How to deal with a parent who might be a hypochondriac

Anonymous
My mom has been sick for the better part of 20 years, and I mean lay in bed don't go out for days kind of sick. It started with a virus 20 years ago and she seems to have been stricken with some sort of auto immune disorder and no one has been able to diagnose. She also had a terrible fall that left her back in very bad shape and in a lot of pain. She is on tons of pain medicine as well as anti anxiety medicine. In addition to these known issues, about twice a year she goes into the hospital for various issues, like chest pains ( found nothing), allergic reactions, intense stomach pains. She has literally had every test in the world run on her and no one can ever find anything wrong with her. She over focuses on how nice or mean the nurses or doctors are to her and in general has lately just seeming to be loving the attention she gets from these bouts of illness. I hate to even think this, but is it possible that she is actually a hypochondria and just seeking attentions?

I am at a loss here. I feel like she has pain medicine addiction issues, and maybe some other emotional issues stemming from a bad childhood but everytime I mention either of these she calls me insensitive and that she is living in constant pain. Should I just support her unconditionally, or does this seem like something I need to push in order for her to get the help she needs. I fell awful doubting her but she just doesn't seem like she even wants to try to get better. Has anyone else ever been through something like this?
Anonymous
Who takes care of her and supports her?
Anonymous
My father is the main caregiver and then I usually go to see her once a month (a doable 4 hour drive) to give him a break. I have 3 kids under 6 so it is getting more and more difficult to get there. My father is retired and 68 and she is 67.
Anonymous
I have sort of a similar family situation with my mom. But my father caters to her every whim regarding her supposed health condition and she rejects any kind of counseling. So does he. So I don't really see anything I can do.
Anonymous

The most common explanation is that severe anxiety and depression are frequently associated with physical illness symptoms for which no one can find a cause. The pain is real in the sense that it is truly felt, but the cause is mental and not physical. Medication for anxiety and depression often reduces the symptoms.

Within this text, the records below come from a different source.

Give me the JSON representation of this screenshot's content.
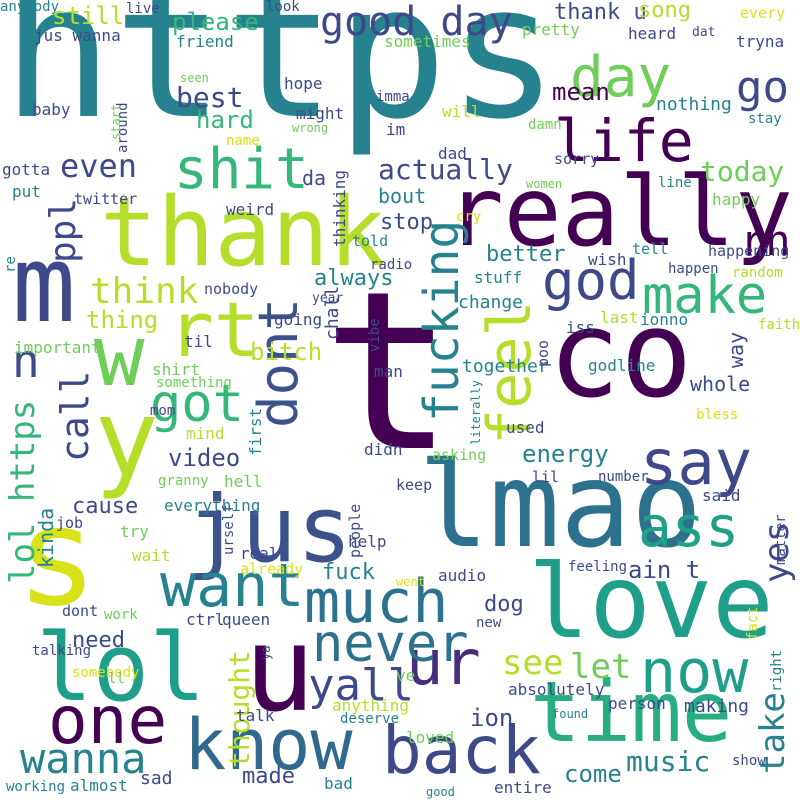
{
  "palette": [
    "#440154",
    "#482878",
    "#3e4989",
    "#31688e",
    "#26828e",
    "#1f9e89",
    "#35b779",
    "#6ece58",
    "#b5de2b",
    "#fde725"
  ],
  "words": [
    {
      "text": "https",
      "color": "#26828e"
    },
    {
      "text": "t",
      "color": "#440154"
    },
    {
      "text": "co",
      "color": "#440154"
    },
    {
      "text": "lmao",
      "color": "#2c728e"
    },
    {
      "text": "thank",
      "color": "#b5de2b"
    },
    {
      "text": "really",
      "color": "#440154"
    },
    {
      "text": "jus",
      "color": "#3b528b"
    },
    {
      "text": "love",
      "color": "#1f9e89"
    },
    {
      "text": "u",
      "color": "#440154"
    },
    {
      "text": "lol",
      "color": "#1f9e89"
    },
    {
      "text": "time",
      "color": "#26ad81"
    },
    {
      "text": "m",
      "color": "#3e4989"
    },
    {
      "text": "s",
      "color": "#d8e219"
    },
    {
      "text": "y",
      "color": "#b5de2b"
    },
    {
      "text": "w",
      "color": "#6ece58"
    },
    {
      "text": "know",
      "color": "#31688e"
    },
    {
      "text": "back",
      "color": "#3e4989"
    },
    {
      "text": "one",
      "color": "#440154"
    },
    {
      "text": "now",
      "color": "#1f9e89"
    },
    {
      "text": "say",
      "color": "#3e4989"
    },
    {
      "text": "much",
      "color": "#2c728e"
    },
    {
      "text": "want",
      "color": "#26828e"
    },
    {
      "text": "ur",
      "color": "#472d7b"
    },
    {
      "text": "ass",
      "color": "#1fa187"
    },
    {
      "text": "never",
      "color": "#2c728e"
    },
    {
      "text": "rt",
      "color": "#b5de2b"
    },
    {
      "text": "life",
      "color": "#440154"
    },
    {
      "text": "day",
      "color": "#6ece58"
    },
    {
      "text": "good day",
      "color": "#3e4989"
    },
    {
      "text": "shit",
      "color": "#35b779"
    },
    {
      "text": "god",
      "color": "#3e4989"
    },
    {
      "text": "make",
      "color": "#35b779"
    },
    {
      "text": "got",
      "color": "#35b779"
    },
    {
      "text": "dont",
      "color": "#3b528b"
    },
    {
      "text": "feel",
      "color": "#b5de2b"
    },
    {
      "text": "fucking",
      "color": "#26828e"
    },
    {
      "text": "wanna",
      "color": "#26828e"
    },
    {
      "text": "yall",
      "color": "#3e4989"
    },
    {
      "text": "go",
      "color": "#3e4989"
    },
    {
      "text": "rn",
      "color": "#440154"
    },
    {
      "text": "n",
      "color": "#3e4989"
    },
    {
      "text": "ppl",
      "color": "#3e4989"
    },
    {
      "text": "think",
      "color": "#b5de2b"
    },
    {
      "text": "call",
      "color": "#3e4989"
    },
    {
      "text": "lol https",
      "color": "#35b779"
    },
    {
      "text": "see",
      "color": "#b5de2b"
    },
    {
      "text": "let",
      "color": "#6ece58"
    },
    {
      "text": "take",
      "color": "#26828e"
    },
    {
      "text": "yes",
      "color": "#3e4989"
    },
    {
      "text": "even",
      "color": "#3e4989"
    },
    {
      "text": "actually",
      "color": "#3e4989"
    },
    {
      "text": "best",
      "color": "#3e4989"
    },
    {
      "text": "hard",
      "color": "#35b779"
    },
    {
      "text": "mean",
      "color": "#440154"
    },
    {
      "text": "today",
      "color": "#6ece58"
    },
    {
      "text": "thing",
      "color": "#b5de2b"
    },
    {
      "text": "bitch",
      "color": "#b5de2b"
    },
    {
      "text": "always",
      "color": "#26828e"
    },
    {
      "text": "energy",
      "color": "#26828e"
    },
    {
      "text": "video",
      "color": "#3e4989"
    },
    {
      "text": "cause",
      "color": "#3e4989"
    },
    {
      "text": "need",
      "color": "#3e4989"
    },
    {
      "text": "thought",
      "color": "#b5de2b"
    },
    {
      "text": "music",
      "color": "#26828e"
    },
    {
      "text": "come",
      "color": "#26828e"
    },
    {
      "text": "ain t",
      "color": "#3e4989"
    },
    {
      "text": "fuck",
      "color": "#26828e"
    },
    {
      "text": "dog",
      "color": "#3e4989"
    },
    {
      "text": "ion",
      "color": "#3e4989"
    },
    {
      "text": "made",
      "color": "#3e4989"
    },
    {
      "text": "still",
      "color": "#b5de2b"
    },
    {
      "text": "please",
      "color": "#35b779"
    },
    {
      "text": "thank u",
      "color": "#3e4989"
    },
    {
      "text": "song",
      "color": "#b5de2b"
    },
    {
      "text": "jus wanna",
      "color": "#3e4989"
    },
    {
      "text": "friend",
      "color": "#26828e"
    },
    {
      "text": "sometimes",
      "color": "#6ece58"
    },
    {
      "text": "pretty",
      "color": "#6ece58"
    },
    {
      "text": "heard",
      "color": "#3e4989"
    },
    {
      "text": "dat",
      "color": "#3e4989"
    },
    {
      "text": "tryna",
      "color": "#3e4989"
    },
    {
      "text": "every",
      "color": "#d8e219"
    },
    {
      "text": "look",
      "color": "#3e4989"
    },
    {
      "text": "live",
      "color": "#3e4989"
    },
    {
      "text": "hope",
      "color": "#3e4989"
    },
    {
      "text": "imma",
      "color": "#3e4989"
    },
    {
      "text": "might",
      "color": "#3e4989"
    },
    {
      "text": "will",
      "color": "#b5de2b"
    },
    {
      "text": "nothing",
      "color": "#26828e"
    },
    {
      "text": "stay",
      "color": "#26828e"
    },
    {
      "text": "baby",
      "color": "#3e4989"
    },
    {
      "text": "seen",
      "color": "#6ece58"
    },
    {
      "text": "around",
      "color": "#3e4989"
    },
    {
      "text": "start",
      "color": "#6ece58"
    },
    {
      "text": "wrong",
      "color": "#6ece58"
    },
    {
      "text": "im",
      "color": "#3e4989"
    },
    {
      "text": "name",
      "color": "#d8e219"
    },
    {
      "text": "damn",
      "color": "#6ece58"
    },
    {
      "text": "dad",
      "color": "#3e4989"
    },
    {
      "text": "sorry",
      "color": "#3e4989"
    },
    {
      "text": "gotta",
      "color": "#3e4989"
    },
    {
      "text": "put",
      "color": "#26828e"
    },
    {
      "text": "twitter",
      "color": "#3e4989"
    },
    {
      "text": "da",
      "color": "#3e4989"
    },
    {
      "text": "thinking",
      "color": "#3e4989"
    },
    {
      "text": "women",
      "color": "#6ece58"
    },
    {
      "text": "line",
      "color": "#26828e"
    },
    {
      "text": "bout",
      "color": "#26828e"
    },
    {
      "text": "happy",
      "color": "#6ece58"
    },
    {
      "text": "weird",
      "color": "#3e4989"
    },
    {
      "text": "cry",
      "color": "#d8e219"
    },
    {
      "text": "stop",
      "color": "#3e4989"
    },
    {
      "text": "told",
      "color": "#26828e"
    },
    {
      "text": "better",
      "color": "#26828e"
    },
    {
      "text": "tell",
      "color": "#26828e"
    },
    {
      "text": "happening",
      "color": "#3e4989"
    },
    {
      "text": "radio",
      "color": "#3e4989"
    },
    {
      "text": "wish",
      "color": "#3e4989"
    },
    {
      "text": "happen",
      "color": "#3e4989"
    },
    {
      "text": "random",
      "color": "#b5de2b"
    },
    {
      "text": "stuff",
      "color": "#26828e"
    },
    {
      "text": "year",
      "color": "#3e4989"
    },
    {
      "text": "change",
      "color": "#26828e"
    },
    {
      "text": "nobody",
      "color": "#3e4989"
    },
    {
      "text": "going",
      "color": "#3e4989"
    },
    {
      "text": "til",
      "color": "#3e4989"
    },
    {
      "text": "vibe",
      "color": "#3e4989"
    },
    {
      "text": "iss",
      "color": "#3e4989"
    },
    {
      "text": "last",
      "color": "#b5de2b"
    },
    {
      "text": "ionno",
      "color": "#26828e"
    },
    {
      "text": "faith",
      "color": "#b5de2b"
    },
    {
      "text": "re",
      "color": "#26828e"
    },
    {
      "text": "important",
      "color": "#6ece58"
    },
    {
      "text": "shirt",
      "color": "#6ece58"
    },
    {
      "text": "something",
      "color": "#6ece58"
    },
    {
      "text": "together",
      "color": "#26828e"
    },
    {
      "text": "man",
      "color": "#3e4989"
    },
    {
      "text": "poo",
      "color": "#3e4989"
    },
    {
      "text": "godline",
      "color": "#26828e"
    },
    {
      "text": "whole",
      "color": "#3e4989"
    },
    {
      "text": "way",
      "color": "#3e4989"
    },
    {
      "text": "literally",
      "color": "#26828e"
    },
    {
      "text": "bless",
      "color": "#d8e219"
    },
    {
      "text": "mind",
      "color": "#b5de2b"
    },
    {
      "text": "first",
      "color": "#26828e"
    },
    {
      "text": "used",
      "color": "#3e4989"
    },
    {
      "text": "mom",
      "color": "#3e4989"
    },
    {
      "text": "didn",
      "color": "#3e4989"
    },
    {
      "text": "asking",
      "color": "#6ece58"
    },
    {
      "text": "number",
      "color": "#3e4989"
    },
    {
      "text": "granny",
      "color": "#6ece58"
    },
    {
      "text": "hell",
      "color": "#6ece58"
    },
    {
      "text": "keep",
      "color": "#3e4989"
    },
    {
      "text": "lil",
      "color": "#3e4989"
    },
    {
      "text": "said",
      "color": "#3e4989"
    },
    {
      "text": "kinda",
      "color": "#26828e"
    },
    {
      "text": "everything",
      "color": "#26828e"
    },
    {
      "text": "job",
      "color": "#3e4989"
    },
    {
      "text": "urself",
      "color": "#3e4989"
    },
    {
      "text": "people",
      "color": "#3e4989"
    },
    {
      "text": "try",
      "color": "#6ece58"
    },
    {
      "text": "matter",
      "color": "#3e4989"
    },
    {
      "text": "wait",
      "color": "#b5de2b"
    },
    {
      "text": "help",
      "color": "#3e4989"
    },
    {
      "text": "real",
      "color": "#3e4989"
    },
    {
      "text": "already",
      "color": "#d8e219"
    },
    {
      "text": "audio",
      "color": "#3e4989"
    },
    {
      "text": "feeling",
      "color": "#3e4989"
    },
    {
      "text": "dont",
      "color": "#3e4989"
    },
    {
      "text": "went",
      "color": "#d8e219"
    },
    {
      "text": "work",
      "color": "#6ece58"
    },
    {
      "text": "ctrl",
      "color": "#3e4989"
    },
    {
      "text": "new",
      "color": "#3e4989"
    },
    {
      "text": "fact",
      "color": "#d8e219"
    },
    {
      "text": "queen",
      "color": "#3e4989"
    },
    {
      "text": "talking",
      "color": "#3e4989"
    },
    {
      "text": "ya",
      "color": "#3e4989"
    },
    {
      "text": "somebody",
      "color": "#d8e219"
    },
    {
      "text": "ll",
      "color": "#6ece58"
    },
    {
      "text": "ve",
      "color": "#6ece58"
    },
    {
      "text": "absolutely",
      "color": "#3e4989"
    },
    {
      "text": "right",
      "color": "#26828e"
    },
    {
      "text": "making",
      "color": "#3e4989"
    },
    {
      "text": "anything",
      "color": "#b5de2b"
    },
    {
      "text": "person",
      "color": "#3e4989"
    },
    {
      "text": "talk",
      "color": "#3e4989"
    },
    {
      "text": "deserve",
      "color": "#26828e"
    },
    {
      "text": "loved",
      "color": "#6ece58"
    },
    {
      "text": "found",
      "color": "#26828e"
    },
    {
      "text": "show",
      "color": "#3e4989"
    },
    {
      "text": "sad",
      "color": "#3e4989"
    },
    {
      "text": "working",
      "color": "#26828e"
    },
    {
      "text": "almost",
      "color": "#26828e"
    },
    {
      "text": "bad",
      "color": "#26828e"
    },
    {
      "text": "good",
      "color": "#26828e"
    },
    {
      "text": "entire",
      "color": "#3e4989"
    },
    {
      "text": "chall",
      "color": "#3e4989"
    },
    {
      "text": "anybody",
      "color": "#26828e"
    }
  ]
}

Additionally, being anxious makes you hypochondriac. I am prone to panic attacks, and they feel like a heart attack - the first time I had one, I called 911 to report a heart attack!

As for the constant pain - pain and its management is an extremely complex and personal battle. Obviously, it looks as if it's all in her head. But even if it is, after all these years, she won't be able to change her outlook anyway, so even if you read her the riot act, it will hurt her feelings and not solve anything.

How does your poor father feel? He deserves a vacation.

Anonymous
Wow, either our moms are secret twins or I have a sister I didn't know about....

Yes, clearly this is hypochondria. It's also borderline personality disorder.

You need to set limits. You don't push her to get help, no. She's not going to do that. But you don't listen to medical sagas/complaints about doctors/symptom talk for hours on end. I set a timer when I call my mother or she calls me. When 10 minutes is up, that's it. I don't hear anymore about her medical issues.

It's not mean of you to set limits with her, OP. It's not your job to listen to this all day long. Your mother is getting what are called "secondary gains" from being ill in the form of attention, sympathy, and care, from you and your father. This has gone on for twenty years.